In a multiprocessor environment, the stored data derived from the essential entity-relationship diagram will be fragmented across several processors, and some of the data will be duplicated as described in Chapter 3, Processor Modeling. The physical data schemas for each processor are annotated with references to the master version of each data element from which others are duplicated. However, the activity of duplicating the data elements has not yet been modeled. The issue at hand, therefore, is to decide when each data element must be copied from the application’s point of view. Please note that tasks to carry out the copying qualify as system software and can therefore be modeled using the techniques of system software modeling as described in Chapter 6.

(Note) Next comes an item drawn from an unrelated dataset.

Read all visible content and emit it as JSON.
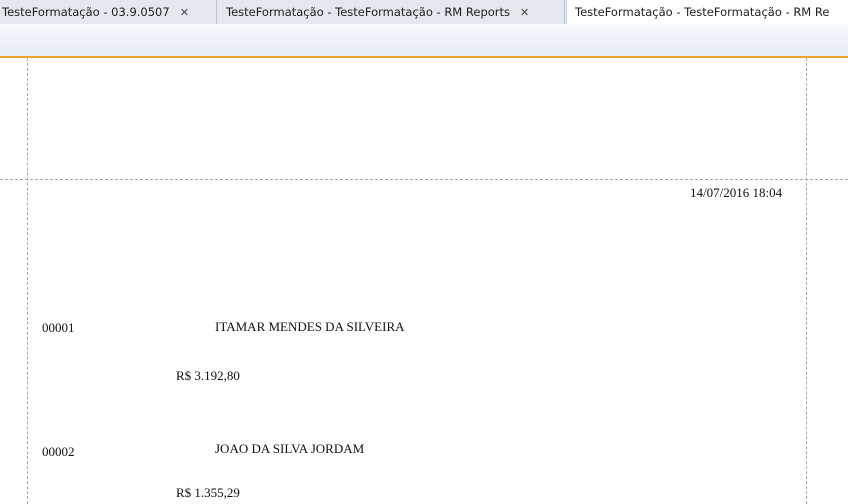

Data items representing continuous variables that are updated by periodic tasks are candidates for periodic copying between processors. The interval chosen for the copying is dependent on the use the receiver makes of the data. For example, a task may monitor and control a particular device at very short intervals; an operator may also be interested in examining the data being used for the monitoring. It is most unlikely that an operator will wish to see this updated data as frequently as it changes, and a much more leisurely pace may be appropriate. It is therefore the receiver that determines the rate of any periodic update between processors.

Discrete data elements may also be copied periodically between processors. Each cycle, all the chosen data elements are copied regardless of whether they have been changed. This is a simple way of keeping data consistent between processors, so long as the data items are not internally inconsistent across any cycle. Discrete data elements may also be copied between processors only when the data element is changed. This may be implemented by the interposition of database management software between tasks that change data and the actual database so that changed data elements can be marked as needing to be copied, or by explicitly making a request to copy certain data elements. The task that carries out the copy may keep data that describes the destination task(s) of groups of data elements.

Variations and combinations of these techniques are also possible. For example, whole blocks of data might be marked to be copied even if only one element in the block has changed. Similarly, all discrete changes of data elements may be collected and transmitted periodically. The choice between these various techniques should be made on the basis of data consistency, permitted delays in modifying updated data in the destination processor, and the capacity of the transmission links as described in Section 5.3 of Chapter 5, Interface Modeling.

The techniques of data management technology are applicable in real-time systems. However, the costs, particularly the run-time efficiency costs and the benefits, must be carefully weighed. The later the binding time, the more likely the system is to be data independent and easy to modify, but it is likely to be less efficient.